Tengo miedo de volver a querer así que al mar me voy, a olvidar tus ojos negros, tú linda voz, esas manos tan dulces y todo lo que soy hoy.
Tengo miedo de ser cobarde y de no poderme expresar. Tengo pánico, y es mejor afirmar que en estos momentos, me muero por ti.
Cuando te me acercas empiezo a temblar y me apareces como de un sueño del que no voy nunca a despertar.
Tengo miedo de no ser yo así que al mar me voy, a sumergirme en sus aguas y a olvidarme de ti, de tu hermosa cintura, de tu cara cuando me haces feliz.
Desdichado tiempo que no te puedo matar ni a esta cosquilla en la panza cuando tú ya no estás.
Me he vuelto a enamorar y es difícil de entender como sufro las ganas de no poderte tener.
Amor comprimido en un espacio de mí, se hace tan grande que quiere salir a ver la vida con sus propios ojos.
Tengo miedo de ser infeliz y del poder que ejerces sobre mí.
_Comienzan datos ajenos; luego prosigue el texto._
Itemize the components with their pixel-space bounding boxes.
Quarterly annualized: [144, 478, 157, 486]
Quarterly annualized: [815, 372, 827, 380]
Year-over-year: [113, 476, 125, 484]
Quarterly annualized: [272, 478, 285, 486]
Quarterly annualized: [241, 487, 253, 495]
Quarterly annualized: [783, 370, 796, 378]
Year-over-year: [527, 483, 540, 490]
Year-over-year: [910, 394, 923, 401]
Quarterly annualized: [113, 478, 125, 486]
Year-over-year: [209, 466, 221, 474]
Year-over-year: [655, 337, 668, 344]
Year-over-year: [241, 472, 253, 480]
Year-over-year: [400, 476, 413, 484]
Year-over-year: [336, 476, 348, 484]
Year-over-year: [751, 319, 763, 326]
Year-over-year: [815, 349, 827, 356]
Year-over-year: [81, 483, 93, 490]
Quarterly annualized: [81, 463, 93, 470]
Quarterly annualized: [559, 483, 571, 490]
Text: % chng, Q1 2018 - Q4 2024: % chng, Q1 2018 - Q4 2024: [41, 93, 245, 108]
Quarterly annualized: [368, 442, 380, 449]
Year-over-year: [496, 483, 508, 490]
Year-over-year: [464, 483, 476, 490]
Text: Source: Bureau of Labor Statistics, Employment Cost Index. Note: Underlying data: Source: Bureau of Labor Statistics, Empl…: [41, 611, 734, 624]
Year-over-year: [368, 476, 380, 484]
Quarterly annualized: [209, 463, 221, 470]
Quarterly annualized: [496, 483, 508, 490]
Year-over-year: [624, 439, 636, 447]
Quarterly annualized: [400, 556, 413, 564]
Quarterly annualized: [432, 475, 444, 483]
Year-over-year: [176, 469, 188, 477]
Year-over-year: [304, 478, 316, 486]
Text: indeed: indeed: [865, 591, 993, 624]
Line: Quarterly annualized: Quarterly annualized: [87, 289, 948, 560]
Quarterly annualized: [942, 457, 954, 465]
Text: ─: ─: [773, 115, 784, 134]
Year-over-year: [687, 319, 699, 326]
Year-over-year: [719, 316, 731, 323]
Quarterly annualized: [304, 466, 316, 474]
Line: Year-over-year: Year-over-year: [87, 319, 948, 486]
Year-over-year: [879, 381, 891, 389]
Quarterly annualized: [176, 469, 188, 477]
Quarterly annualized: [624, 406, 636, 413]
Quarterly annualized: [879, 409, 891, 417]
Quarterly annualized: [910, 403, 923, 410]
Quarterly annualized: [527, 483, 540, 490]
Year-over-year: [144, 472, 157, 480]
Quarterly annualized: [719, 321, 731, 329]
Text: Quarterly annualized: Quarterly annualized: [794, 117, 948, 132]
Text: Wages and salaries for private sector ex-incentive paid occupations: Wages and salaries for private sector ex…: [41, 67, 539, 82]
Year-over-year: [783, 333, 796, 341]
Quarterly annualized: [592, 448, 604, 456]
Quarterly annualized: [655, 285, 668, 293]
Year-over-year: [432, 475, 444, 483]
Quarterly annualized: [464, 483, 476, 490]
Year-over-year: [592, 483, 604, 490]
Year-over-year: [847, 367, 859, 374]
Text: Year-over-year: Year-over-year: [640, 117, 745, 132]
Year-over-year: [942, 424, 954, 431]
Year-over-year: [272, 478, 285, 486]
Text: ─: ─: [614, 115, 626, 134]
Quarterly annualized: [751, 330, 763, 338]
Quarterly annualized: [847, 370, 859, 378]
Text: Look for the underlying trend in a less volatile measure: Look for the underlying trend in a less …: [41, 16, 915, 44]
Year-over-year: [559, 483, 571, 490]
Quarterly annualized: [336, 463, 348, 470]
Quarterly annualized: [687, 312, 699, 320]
Tengo miedo, y no me pueden culpar, así que en las olas de este bello mar, me dispongo a morir.
Maldito cobarde que no puede escapar del brillo que emites en la oscuridad, ni del sabor de tus labios que vienen y van con la briza del viento.
¿Alguien en este mundo me podrá entender, y venir a salvarme?.
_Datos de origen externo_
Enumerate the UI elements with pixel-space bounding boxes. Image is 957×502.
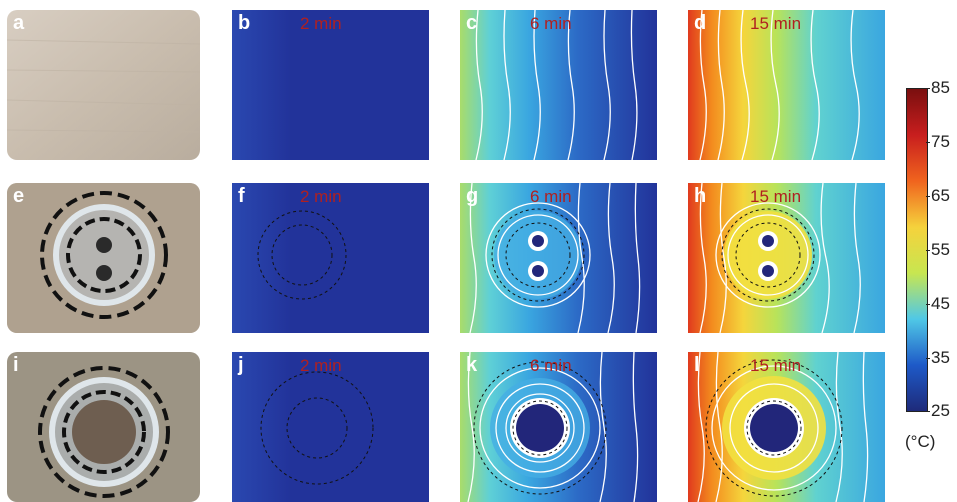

Soy adicto al amor y a todo lo que tú representas, soy adicto a sufrir y a esas entrepiernas, a tu risa de diosa, a la magia que queda cuando por fin me doy cuenta, que nunca, vas a ser para mí.
Desdichada la vida y la soledad y este miedo que tengo de poderte amar como jamás nadie lo hizo y que tu no comprendas esta locura sin fin de aferrarme a tu alma y de ser para ti, más, de lo que nunca he sido.
Tengo miedo de amar y de que tú no me quieras igual y de este dolor que quiere estallar como gotas de lluvia en la orilla del mar.
Tengo miedo de tan solo mirar las bellas siluetas de tu caminar y que por fin te des cuenta de esta pasión y de las ganas de amarte de mi corazón.
Tengo miedo y no lo puedo evitar, se me escapa la vida buscando parar, se me van las noches, las horas, y la realidad. Se me va el sueño, el hambre, y la verdad, es que no puedo dejar de pensar en ti.
Por piedad, de rodillas, te lo pido de favor, toca con tus labios mi alma ensangrentada para poder morir de amor.